The theory of right brain vs. left brain dominance originates with Nobel Prize winning neurobiologist and neuropsychologist Roger Sperry. Sperry discovered that the left hemisphere of the brain usually functions by processing information in rational, logical, sequential, and overall analytical ways. The right hemisphere tends to recognize relationships, integrate and synthesize information, and arrive at intuitive thoughts.

These findings, while true, serve as the basis for the now-disproved theory that people who are logical, analytical and methodical are left-brain dominant, and those who are creative and artistic are right-brain dominant.

A study conducted at the University of Utah has debunked the myth. Neuroscientists analyzed over 1,000 brain scans from people between the ages of seven and 29. The brain scans did not show any evidence that people use one side of the brain more than the other. Essentially, the brain is interconnected, and the two hemispheres support each other in its processes and functions.

Lateralization of Brain Function

The human brain is split into two distinct cerebral hemispheres connected by the corpus callosum. The hemispheres exhibit strong bilateral symmetry regariding structure as well as function. For instance, structurally, the lateral sulcus generally is longer in the left hemisphere than in the right hemisphere, and functionally, Broca’s area and Wernicke’s area are located in the left cerebral hemisphere for about 95% of right-handers, but about 70% of left-handers. Neuroscientist and Nobel laureate Roger Sperry has contributed significantly to the research of lateralization and split-brain function.

Brain Process and Functions

The left hemisphere of the brain processes information analytically and sequentially. It focuses on the verbal and is responsible for language. It processes from details into a whole picture. The left hemisphere’s functions include order and pattern perception as well as creating strategies. The left hemisphere controls the muscles on the right side of the body.

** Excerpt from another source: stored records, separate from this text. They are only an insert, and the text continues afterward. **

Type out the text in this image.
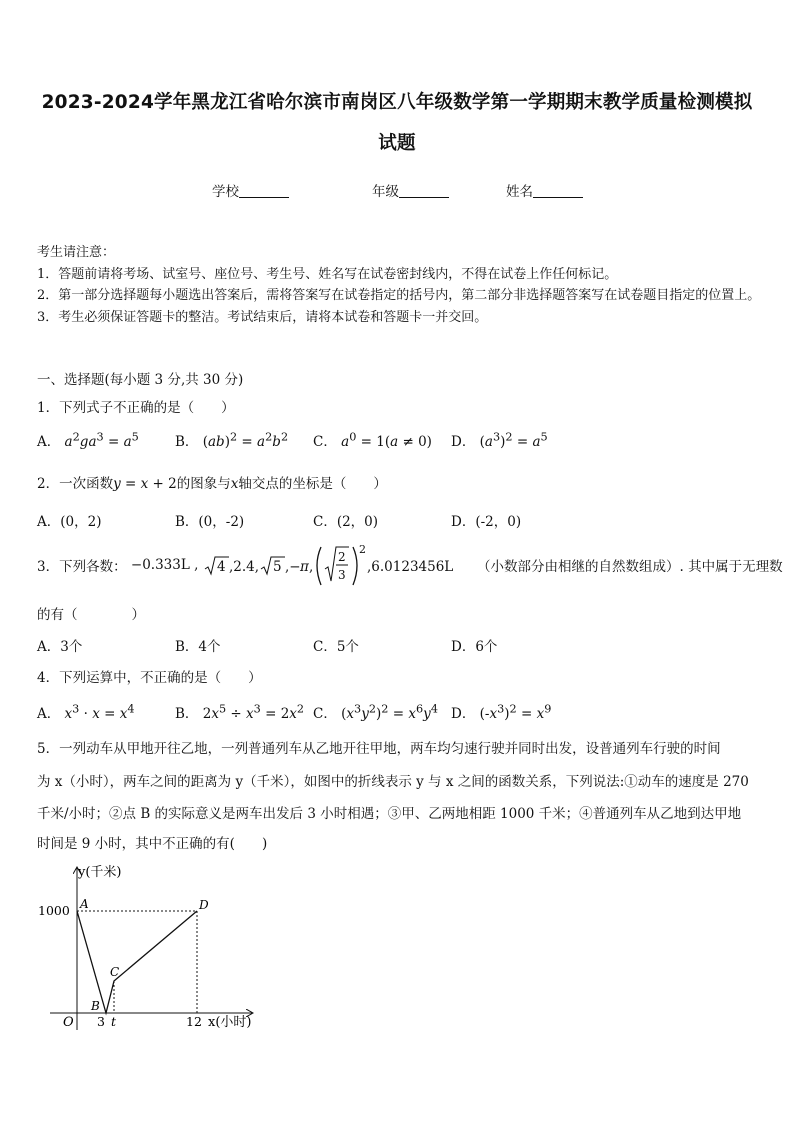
2023-2024学年黑龙江省哈尔滨市南岗区八年级数学第一学期期末教学质量检测模拟
试题
学校	年级	姓名
考生请注意：
1．答题前请将考场、试室号、座位号、考生号、姓名写在试卷密封线内，不得在试卷上作任何标记。
2．第一部分选择题每小题选出答案后，需将答案写在试卷指定的括号内，第二部分非选择题答案写在试卷题目指定的位置上。
3．考生必须保证答题卡的整洁。考试结束后，请将本试卷和答题卡一并交回。
一、选择题(每小题 3 分,共 30 分)
1．下列式子不正确的是（　　）
A． $a^2ga^3 = a^5$	B． $(ab)^2 = a^2b^2$ C． $a^0 = 1(a \ne 0)$ D． $(a^3)^2 = a^5$
2．一次函数y = x + 2的图象与x轴交点的坐标是（　　）
A．(0，2)	B．(0，-2)	C．(2，0)	D．(-2，0)
3．下列各数： −0.333L , 4 ,2.4, 5 ,− π ,
2
3
2
,6.0123456L （小数部分由相继的自然数组成）. 其中属于无理数
的有（　　　　）
A．3个	B．4个	C．5个	D．6个
4．下列运算中，不正确的是（　　）
A． $x^3 \cdot x = x^4$	B． $2x^5 \div x^3 = 2x^2$ C． $(x^3y^2)^2 = x^6y^4$ D． $(-x^3)^2 = x^9$
5．一列动车从甲地开往乙地，一列普通列车从乙地开往甲地，两车均匀速行驶并同时出发，设普通列车行驶的时间
为 x（小时），两车之间的距离为 y（千米），如图中的折线表示 y 与 x 之间的函数关系，下列说法:①动车的速度是 270
千米/小时；②点 B 的实际意义是两车出发后 3 小时相遇；③甲、乙两地相距 1000 千米；④普通列车从乙地到达甲地
时间是 9 小时，其中不正确的有(　　)
y(千米)
1000
O
A
B
C
D
3 t	12 x(小时)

The right hemisphere of the brain processes information intuitively. It focuses on the visual and is responsible for attention. It processes from the whole picture to details. The right hemisphere’s functions include spatial perception and seeing possibilities in situations. The right hemisphere controls the muscles on the left side of the body.

Result of Damage

When people sustain an injury or have a stroke that’s localized on one side of the brain, they have specific troubles. When the left hemisphere of the brain is damaged, people have difficulty speaking or understanding words either said or written down. They cannot see things on the right side of the body. It affects motor skills (limb apraxia [1]) and they often move slowly and carefully.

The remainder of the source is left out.